About such a mechanism causing a mass extinction, I fear I got more than I bargained for. Shifting the climate bands like that, would kill of lots of plant life (for instance the Russian pinewoods and Congo basin both lying smack in the middle of desert bands,) release lots of carbon, basically resulting in a kind of "clathrate gun," similar to the PT-extinction. Flooding the atmosphere with such massive amounts of carbon, uses up the oxygen, killing even more life, making it possible for free methane to flood the atmosphere, resulting in a run-away greenhouse effect, killing of more life, releasing even more carbon.
Though I may have a safety net: Some of the tropical rainforests, especially the Amazon, are left in place. The carbon left by the clathrate gun actually stimulates plant growth, while the lack of oxygen takes away large herbivores and the danger of wild fires. So the jungles have a field day! Similarly the algeal blooms in the subpolar regions may regenerate quite quickly. So after an initial global suffocation follows a global oxygen injection, reducing the methane and returning everything back to normal.
Just two things:
1: I have no idea how long this mechanism would take to unfold.
2: I have no idea how severe it would be and how it would effect the human species and its domesticates.

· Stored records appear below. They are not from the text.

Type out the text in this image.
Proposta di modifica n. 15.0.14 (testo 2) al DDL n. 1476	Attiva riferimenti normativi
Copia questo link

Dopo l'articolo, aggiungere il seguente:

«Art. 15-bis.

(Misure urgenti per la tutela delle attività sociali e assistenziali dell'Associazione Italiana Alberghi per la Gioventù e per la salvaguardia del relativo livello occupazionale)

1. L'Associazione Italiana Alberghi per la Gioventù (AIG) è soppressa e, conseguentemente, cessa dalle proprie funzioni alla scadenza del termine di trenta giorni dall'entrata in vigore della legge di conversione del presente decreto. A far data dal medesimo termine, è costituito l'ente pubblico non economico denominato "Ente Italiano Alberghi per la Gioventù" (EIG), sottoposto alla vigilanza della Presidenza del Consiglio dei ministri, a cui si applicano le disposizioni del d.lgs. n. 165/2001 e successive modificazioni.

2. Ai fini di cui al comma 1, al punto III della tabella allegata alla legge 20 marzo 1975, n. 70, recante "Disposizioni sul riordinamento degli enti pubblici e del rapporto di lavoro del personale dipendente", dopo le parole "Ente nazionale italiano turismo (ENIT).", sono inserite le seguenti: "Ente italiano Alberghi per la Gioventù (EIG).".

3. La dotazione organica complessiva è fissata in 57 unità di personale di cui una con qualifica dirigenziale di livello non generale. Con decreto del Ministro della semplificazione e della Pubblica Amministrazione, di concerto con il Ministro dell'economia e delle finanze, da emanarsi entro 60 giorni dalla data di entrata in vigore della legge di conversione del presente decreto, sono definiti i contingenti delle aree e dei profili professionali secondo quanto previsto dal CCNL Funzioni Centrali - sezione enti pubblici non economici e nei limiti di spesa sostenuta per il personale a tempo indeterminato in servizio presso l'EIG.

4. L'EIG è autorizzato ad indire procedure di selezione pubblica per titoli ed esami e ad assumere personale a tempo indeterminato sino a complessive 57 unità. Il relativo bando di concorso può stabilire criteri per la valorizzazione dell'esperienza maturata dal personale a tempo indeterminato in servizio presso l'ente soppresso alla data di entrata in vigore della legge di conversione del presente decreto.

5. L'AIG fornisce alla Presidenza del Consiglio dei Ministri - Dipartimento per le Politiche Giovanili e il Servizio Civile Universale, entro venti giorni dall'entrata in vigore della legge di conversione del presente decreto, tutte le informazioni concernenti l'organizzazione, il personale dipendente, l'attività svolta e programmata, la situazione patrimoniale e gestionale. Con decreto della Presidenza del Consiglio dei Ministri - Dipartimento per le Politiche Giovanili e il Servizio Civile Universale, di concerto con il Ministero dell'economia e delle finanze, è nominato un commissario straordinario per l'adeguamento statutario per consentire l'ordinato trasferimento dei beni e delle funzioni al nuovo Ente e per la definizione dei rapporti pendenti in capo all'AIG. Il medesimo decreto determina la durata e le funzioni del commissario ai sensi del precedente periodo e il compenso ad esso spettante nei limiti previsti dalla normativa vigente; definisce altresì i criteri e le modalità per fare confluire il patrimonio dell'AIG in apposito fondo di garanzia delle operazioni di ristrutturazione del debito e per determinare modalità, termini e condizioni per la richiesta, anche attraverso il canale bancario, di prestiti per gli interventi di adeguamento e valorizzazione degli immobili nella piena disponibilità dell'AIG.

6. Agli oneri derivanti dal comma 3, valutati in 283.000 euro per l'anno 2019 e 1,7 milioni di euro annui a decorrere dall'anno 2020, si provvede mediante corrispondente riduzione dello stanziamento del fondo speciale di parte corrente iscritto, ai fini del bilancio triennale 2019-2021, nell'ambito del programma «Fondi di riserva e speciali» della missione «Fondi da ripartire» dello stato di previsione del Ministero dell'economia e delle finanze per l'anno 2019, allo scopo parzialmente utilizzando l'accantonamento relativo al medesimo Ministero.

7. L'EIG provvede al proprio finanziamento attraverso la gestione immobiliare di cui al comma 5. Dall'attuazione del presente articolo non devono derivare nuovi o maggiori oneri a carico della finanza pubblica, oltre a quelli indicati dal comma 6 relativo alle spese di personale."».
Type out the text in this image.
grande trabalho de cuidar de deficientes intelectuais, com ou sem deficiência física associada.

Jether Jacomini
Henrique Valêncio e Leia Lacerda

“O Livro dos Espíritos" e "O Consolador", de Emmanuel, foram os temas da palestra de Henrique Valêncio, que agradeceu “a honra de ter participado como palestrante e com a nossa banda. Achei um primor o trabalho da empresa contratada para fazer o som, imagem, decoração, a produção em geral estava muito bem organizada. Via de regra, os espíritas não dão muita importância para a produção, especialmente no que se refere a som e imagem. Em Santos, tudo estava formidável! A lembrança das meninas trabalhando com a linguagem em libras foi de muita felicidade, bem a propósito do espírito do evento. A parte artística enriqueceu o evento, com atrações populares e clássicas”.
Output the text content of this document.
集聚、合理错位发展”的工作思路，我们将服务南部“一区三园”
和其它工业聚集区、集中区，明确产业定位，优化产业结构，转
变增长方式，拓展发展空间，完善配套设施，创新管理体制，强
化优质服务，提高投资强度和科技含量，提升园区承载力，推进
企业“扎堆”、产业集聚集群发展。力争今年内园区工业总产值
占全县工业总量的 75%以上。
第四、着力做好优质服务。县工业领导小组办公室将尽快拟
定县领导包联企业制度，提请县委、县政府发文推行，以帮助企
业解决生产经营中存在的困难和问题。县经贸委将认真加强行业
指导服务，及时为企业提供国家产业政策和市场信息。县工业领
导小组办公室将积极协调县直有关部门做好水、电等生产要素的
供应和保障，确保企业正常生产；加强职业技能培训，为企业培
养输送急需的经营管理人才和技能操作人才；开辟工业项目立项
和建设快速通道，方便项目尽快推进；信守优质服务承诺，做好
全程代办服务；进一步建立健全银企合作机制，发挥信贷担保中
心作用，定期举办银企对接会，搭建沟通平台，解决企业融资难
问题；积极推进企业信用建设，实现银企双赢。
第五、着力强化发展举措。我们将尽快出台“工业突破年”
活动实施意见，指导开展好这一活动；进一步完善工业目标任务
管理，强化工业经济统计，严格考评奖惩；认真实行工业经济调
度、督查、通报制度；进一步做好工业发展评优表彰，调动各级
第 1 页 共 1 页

(Scary thought: Isn't this clathrate gun exactly what is going on right now in the real world?)

By the way, you're saying this geography will bust up the thermohaline circulation. Could you elaborate that further?
I have a gut feeling you are right, you see, but I'm still unable to rationalize it.

I think I may be able to finish the continental shelves today, so I'll pbb post a new map this evening.